Ferruccio Busoni: um músico toscano em Berlim
1 de abril de 2006Ferruccio Dante Michelangiolo Benvenuto Busoni nasceu em 1º de abril de 1866 em Empoli, na região italiana de Toscana. Filho de um clarinetista e de uma pianista de origem alemã, ele foi desde cedo incentivado a estudar ambos os instrumentos.
Logo revelou-se menino-prodígio, nada ficando a dever a um Mozart. Já aos dez anos de idade conquistara reputação como pianista, compositor e improvisador, e em 1878 regia seu próprio Stabat mater. Aos 15 anos, após uma estada de Ferruccio na Real Academia Filarmônica de Bolonha, sua família mudou-se para Viena, onde ele travou contato com o compositor Johannes Brahms.
Fugindo da severa tutela artística paterna, e seguindo o conselho do colega alemão, Busoni partiu para Leipzig em 1886. Na então meca musical, conviveu com a nata dos compositores, de Gustav Mahler a Piotr Tchaikovsky, Edvard Grieg e o inglês Frederick Delius. Foi nessa época que se intensificou seu interesse pela música de Johann Sebastian Bach.

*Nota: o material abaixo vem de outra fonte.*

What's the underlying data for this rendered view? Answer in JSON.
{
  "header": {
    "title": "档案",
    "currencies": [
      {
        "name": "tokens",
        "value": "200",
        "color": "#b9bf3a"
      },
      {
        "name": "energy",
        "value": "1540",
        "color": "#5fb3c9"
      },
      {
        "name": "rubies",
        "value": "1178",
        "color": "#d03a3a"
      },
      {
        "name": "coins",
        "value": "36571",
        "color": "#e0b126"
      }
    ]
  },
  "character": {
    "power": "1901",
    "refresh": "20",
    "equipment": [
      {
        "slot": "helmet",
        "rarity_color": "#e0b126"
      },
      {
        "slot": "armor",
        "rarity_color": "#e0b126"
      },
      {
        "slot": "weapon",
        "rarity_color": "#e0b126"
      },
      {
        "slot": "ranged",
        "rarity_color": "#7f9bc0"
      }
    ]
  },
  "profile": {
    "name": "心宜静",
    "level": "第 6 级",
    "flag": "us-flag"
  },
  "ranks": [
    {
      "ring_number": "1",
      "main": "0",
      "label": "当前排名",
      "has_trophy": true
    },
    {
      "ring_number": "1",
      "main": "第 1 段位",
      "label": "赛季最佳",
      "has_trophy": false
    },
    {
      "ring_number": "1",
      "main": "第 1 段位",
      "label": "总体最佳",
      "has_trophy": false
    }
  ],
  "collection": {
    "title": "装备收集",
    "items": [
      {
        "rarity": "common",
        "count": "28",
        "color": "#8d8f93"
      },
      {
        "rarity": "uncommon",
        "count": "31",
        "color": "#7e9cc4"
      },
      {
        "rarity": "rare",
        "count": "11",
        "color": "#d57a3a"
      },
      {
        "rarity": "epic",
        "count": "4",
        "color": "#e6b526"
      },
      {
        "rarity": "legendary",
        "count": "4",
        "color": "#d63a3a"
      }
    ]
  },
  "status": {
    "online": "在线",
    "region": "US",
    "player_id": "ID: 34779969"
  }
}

Redescobrindo o eterno Bach
De nosso ponto de vista atual, a história da música ocidental parece impensável sem a figura do genial compositor natural da Turíngia. E quase esquecemos que, após a morte em 1750, Bach esteve relegado ao ostracismo. Durante mais de 70 anos, boa parte de seus manuscritos ficou enterrada em porões úmidos ou foi mesmo vendida a peso pelos herdeiros, como papel de embrulhar peixe!
A partir da redescoberta da Paixão segundo São Mateus em 1829, por Felix Mendelssohn, o renascimento bachiano se deu em diversas "camadas". E Ferruccio Busoni contribuiu decisivamente para esse processo, no final do século 19. Não apenas como pianista de sucesso, mas através da atividade de professor, revisor musical e arranjador, tornou o repertório de Bach acessível a um número maior de músicos e, sobretudo, vivo.

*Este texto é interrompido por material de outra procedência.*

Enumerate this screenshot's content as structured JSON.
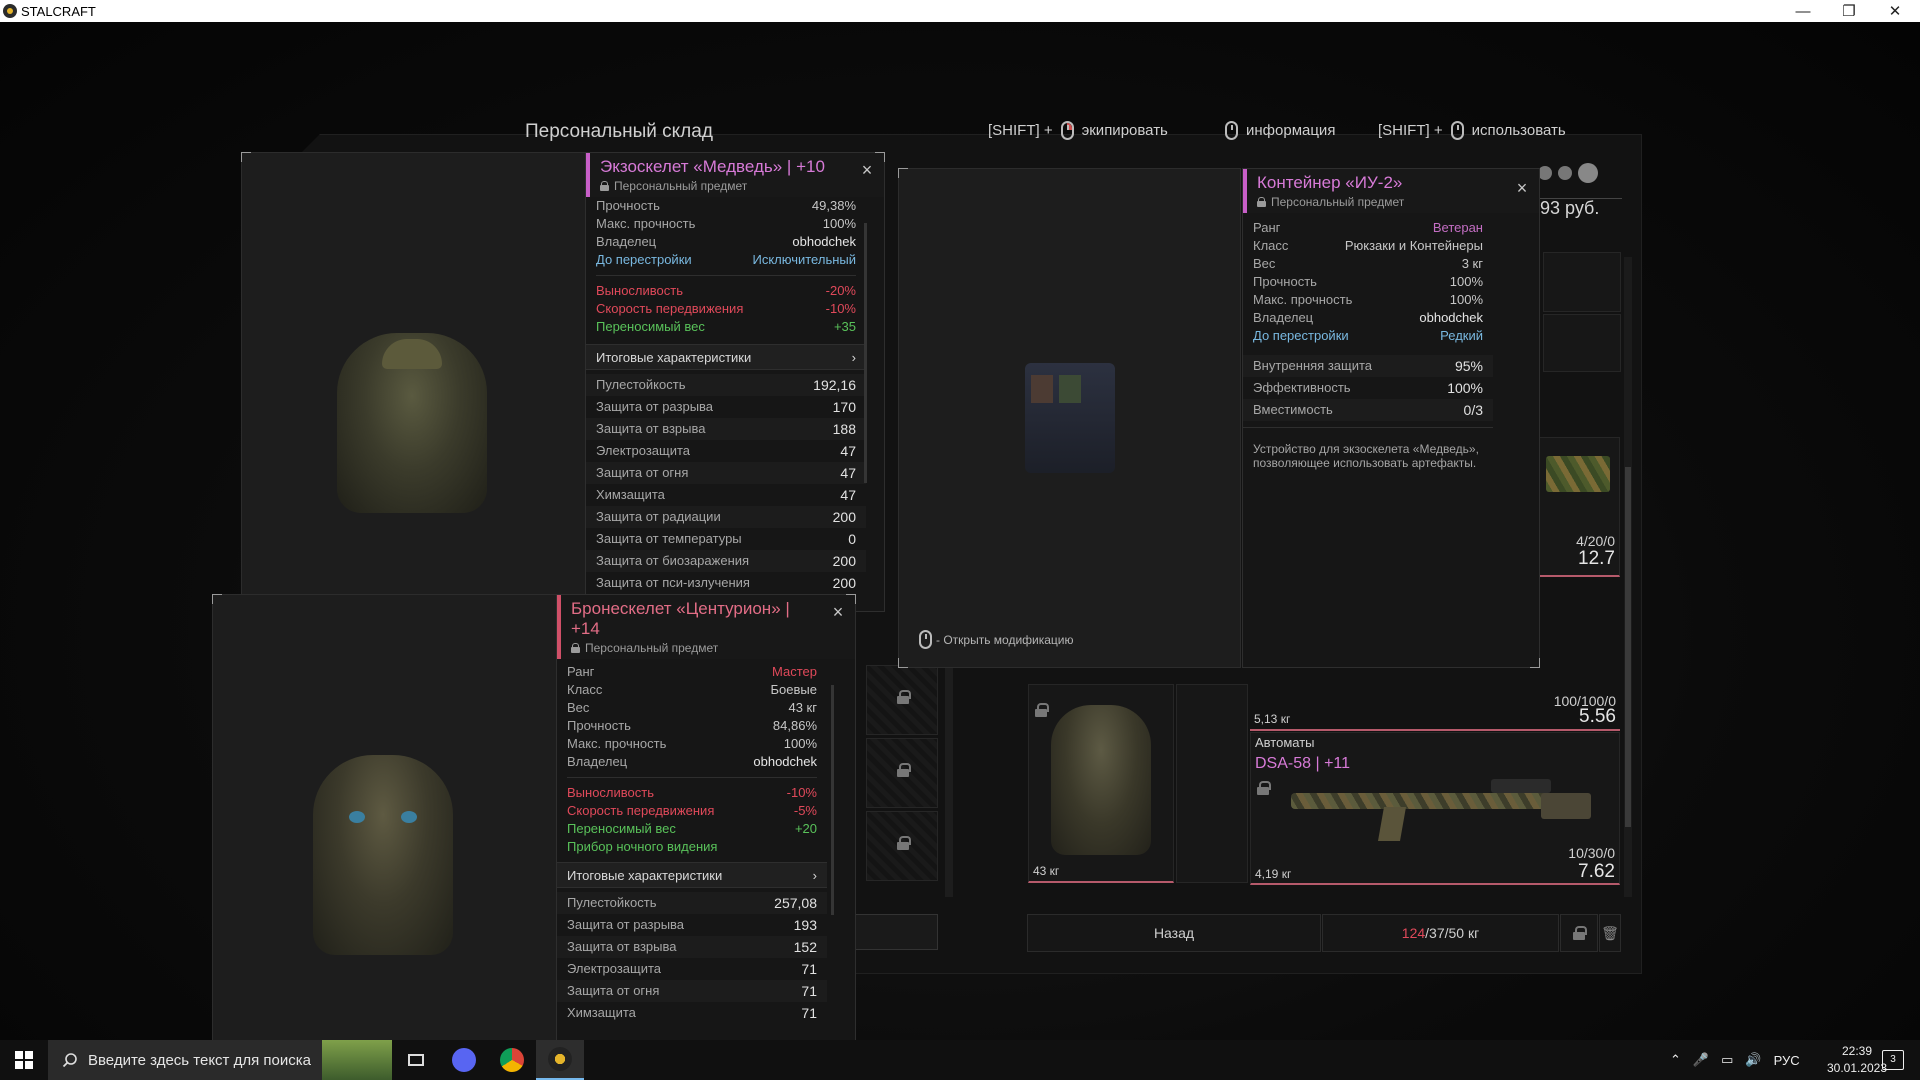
{
  "window": {
    "title": "STALCRAFT",
    "minimize": "—",
    "maximize": "❐",
    "close": "✕"
  },
  "storage": {
    "title": "Персональный склад",
    "hints": [
      {
        "prefix": "[SHIFT] +",
        "label": "экипировать"
      },
      {
        "prefix": "",
        "label": "информация"
      },
      {
        "prefix": "[SHIFT] +",
        "label": "использовать"
      }
    ],
    "balance": "93 руб.",
    "back_button": "Назад",
    "weight": {
      "current": "124",
      "rest": "/37/50 кг"
    }
  },
  "exo": {
    "title": "Экзоскелет «Медведь» | +10",
    "subtitle": "Персональный предмет",
    "info": [
      {
        "k": "Прочность",
        "v": "49,38%"
      },
      {
        "k": "Макс. прочность",
        "v": "100%"
      },
      {
        "k": "Владелец",
        "v": "obhodchek"
      },
      {
        "k": "До перестройки",
        "v": "Исключительный"
      }
    ],
    "effects": [
      {
        "k": "Выносливость",
        "v": "-20%"
      },
      {
        "k": "Скорость передвижения",
        "v": "-10%"
      },
      {
        "k": "Переносимый вес",
        "v": "+35"
      }
    ],
    "summary_label": "Итоговые характеристики",
    "stats": [
      {
        "k": "Пулестойкость",
        "v": "192,16"
      },
      {
        "k": "Защита от разрыва",
        "v": "170"
      },
      {
        "k": "Защита от взрыва",
        "v": "188"
      },
      {
        "k": "Электрозащита",
        "v": "47"
      },
      {
        "k": "Защита от огня",
        "v": "47"
      },
      {
        "k": "Химзащита",
        "v": "47"
      },
      {
        "k": "Защита от радиации",
        "v": "200"
      },
      {
        "k": "Защита от температуры",
        "v": "0"
      },
      {
        "k": "Защита от биозаражения",
        "v": "200"
      },
      {
        "k": "Защита от пси-излучения",
        "v": "200"
      }
    ]
  },
  "armor": {
    "title": "Бронескелет «Центурион» | +14",
    "subtitle": "Персональный предмет",
    "info": [
      {
        "k": "Ранг",
        "v": "Мастер"
      },
      {
        "k": "Класс",
        "v": "Боевые"
      },
      {
        "k": "Вес",
        "v": "43 кг"
      },
      {
        "k": "Прочность",
        "v": "84,86%"
      },
      {
        "k": "Макс. прочность",
        "v": "100%"
      },
      {
        "k": "Владелец",
        "v": "obhodchek"
      }
    ],
    "effects": [
      {
        "k": "Выносливость",
        "v": "-10%"
      },
      {
        "k": "Скорость передвижения",
        "v": "-5%"
      },
      {
        "k": "Переносимый вес",
        "v": "+20"
      },
      {
        "k": "Прибор ночного видения",
        "v": ""
      }
    ],
    "summary_label": "Итоговые характеристики",
    "stats": [
      {
        "k": "Пулестойкость",
        "v": "257,08"
      },
      {
        "k": "Защита от разрыва",
        "v": "193"
      },
      {
        "k": "Защита от взрыва",
        "v": "152"
      },
      {
        "k": "Электрозащита",
        "v": "71"
      },
      {
        "k": "Защита от огня",
        "v": "71"
      },
      {
        "k": "Химзащита",
        "v": "71"
      }
    ]
  },
  "container": {
    "title": "Контейнер «ИУ-2»",
    "subtitle": "Персональный предмет",
    "info": [
      {
        "k": "Ранг",
        "v": "Ветеран"
      },
      {
        "k": "Класс",
        "v": "Рюкзаки и Контейнеры"
      },
      {
        "k": "Вес",
        "v": "3 кг"
      },
      {
        "k": "Прочность",
        "v": "100%"
      },
      {
        "k": "Макс. прочность",
        "v": "100%"
      },
      {
        "k": "Владелец",
        "v": "obhodchek"
      },
      {
        "k": "До перестройки",
        "v": "Редкий"
      }
    ],
    "stats": [
      {
        "k": "Внутренняя защита",
        "v": "95%"
      },
      {
        "k": "Эффективность",
        "v": "100%"
      },
      {
        "k": "Вместимость",
        "v": "0/3"
      }
    ],
    "description": "Устройство для экзоскелета «Медведь», позволяющее использовать артефакты.",
    "open_mods": "- Открыть модификацию"
  },
  "inventory": {
    "ammo_a": {
      "count": "4/20/0",
      "caliber": "12.7"
    },
    "ammo_b": {
      "count": "100/100/0",
      "caliber": "5.56",
      "weight": "5,13 кг"
    },
    "rifle": {
      "category": "Автоматы",
      "name": "DSA-58 | +11",
      "count": "10/30/0",
      "caliber": "7.62",
      "weight": "4,19 кг"
    },
    "armor_cell": {
      "weight": "43 кг"
    }
  },
  "taskbar": {
    "search_placeholder": "Введите здесь текст для поиска",
    "lang": "РУС",
    "time": "22:39",
    "date": "30.01.2023",
    "notifications": "3"
  }
}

Suas transcrições da obra organística do mestre barroco são verdadeiras recriações. Longe de simplesmente transpor as notas de um instrumento para o outro, Busoni emprega todos os recursos do piano – infinitas nuances de toque, combinações dos três pedais – para reproduzir as riquezas tímbricas do órgão.
Uma prova eloqüente de qualidade dessas "transmutações" da obra de J.S. Bach: em pleno século 21, sua adaptação pianística da Chacone em ré menor (último movimento da Partita BWV 1004, para violino solo) reconquista lugar de honra no repertório dos maiores concertistas.

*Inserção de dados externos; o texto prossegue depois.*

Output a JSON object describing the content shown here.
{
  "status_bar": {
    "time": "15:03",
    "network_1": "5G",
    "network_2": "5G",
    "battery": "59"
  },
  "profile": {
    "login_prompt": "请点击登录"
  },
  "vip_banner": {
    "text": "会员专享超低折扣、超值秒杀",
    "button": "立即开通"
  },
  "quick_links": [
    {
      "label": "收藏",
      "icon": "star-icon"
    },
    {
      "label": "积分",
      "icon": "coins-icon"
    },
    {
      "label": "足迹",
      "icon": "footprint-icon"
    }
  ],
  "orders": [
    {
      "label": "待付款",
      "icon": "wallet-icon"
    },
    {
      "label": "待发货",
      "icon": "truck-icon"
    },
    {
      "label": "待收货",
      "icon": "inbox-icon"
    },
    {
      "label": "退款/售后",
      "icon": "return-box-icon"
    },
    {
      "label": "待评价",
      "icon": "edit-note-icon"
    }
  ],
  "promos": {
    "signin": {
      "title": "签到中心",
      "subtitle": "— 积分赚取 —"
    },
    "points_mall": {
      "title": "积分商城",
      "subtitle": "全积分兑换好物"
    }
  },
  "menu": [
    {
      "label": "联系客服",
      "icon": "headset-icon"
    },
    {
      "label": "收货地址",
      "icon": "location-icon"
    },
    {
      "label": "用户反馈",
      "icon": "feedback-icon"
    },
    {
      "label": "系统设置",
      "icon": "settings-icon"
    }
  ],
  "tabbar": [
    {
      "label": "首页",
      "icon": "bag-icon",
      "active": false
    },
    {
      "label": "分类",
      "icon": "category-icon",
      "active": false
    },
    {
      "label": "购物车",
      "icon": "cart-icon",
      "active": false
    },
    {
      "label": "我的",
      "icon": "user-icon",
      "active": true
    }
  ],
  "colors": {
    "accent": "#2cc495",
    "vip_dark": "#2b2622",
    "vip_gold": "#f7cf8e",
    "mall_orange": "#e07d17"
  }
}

Continue lendo sobre as conexões com Berlim e com Schoenberg, sobre um tratado musical revolucionário e o lugar de Busoni na história da música.
Berlim, pátria criativa
Em 1894 Ferruccio Busoni estabeleceu-se definitivamente em Berlim. Excetuados os anos de refúgio em Zurique, durante a Primeira Guerra Mundial, ele residirá, até sua morte, em 27 de julho de 1924, no número 11 da Praça Viktoria Luise.
As atividades de pianista virtuose e pedagogo o levaram aos quatro cantos do mundo – de Viena a Moscou, de Boston a Helsinque –, garantindo-lhe fama e dinheiro. Porém a capital alemã permaneceu sua pátria criativa. Ainda que, segundo o musicólogo Edward Dent, deplorando a limitação e o convencionalismo da cena musical local, e apesar do assédio perpétuo dos críticos alemães, Berlim era o único lugar onde Busoni conseguia realizar seus experimentos.
Por volta do início do século 20, o músico italiano gozava de "uma certa posição de notoriedade, embora não de respeito pleno. Seus seguidores eram poucos, mas apaixonadamente fiéis, e seu número aumentava [...] Em tudo o que empreendia em Berlim, ele podia estar certo de atrair atenção, ainda que hostil. A própria solidez da vida musical alemã lhe oferecia uma oposição digna de ser desafiada", comenta Dent.
É portanto na Alemanha que a maioria das composições busonianas são estreadas. De suas quatro óperas, Die Brautwahl (A noiva sorteada) foi apresentada pela primeira vez em Hamburgo, e Doktor Faust, que deixou inacabada, teve estréia póstuma em Dresden, em 21 de maio 1925. Esta última tem despertado atenção crescente, como prova o sucesso da montagem de 2005, em Stuttgart.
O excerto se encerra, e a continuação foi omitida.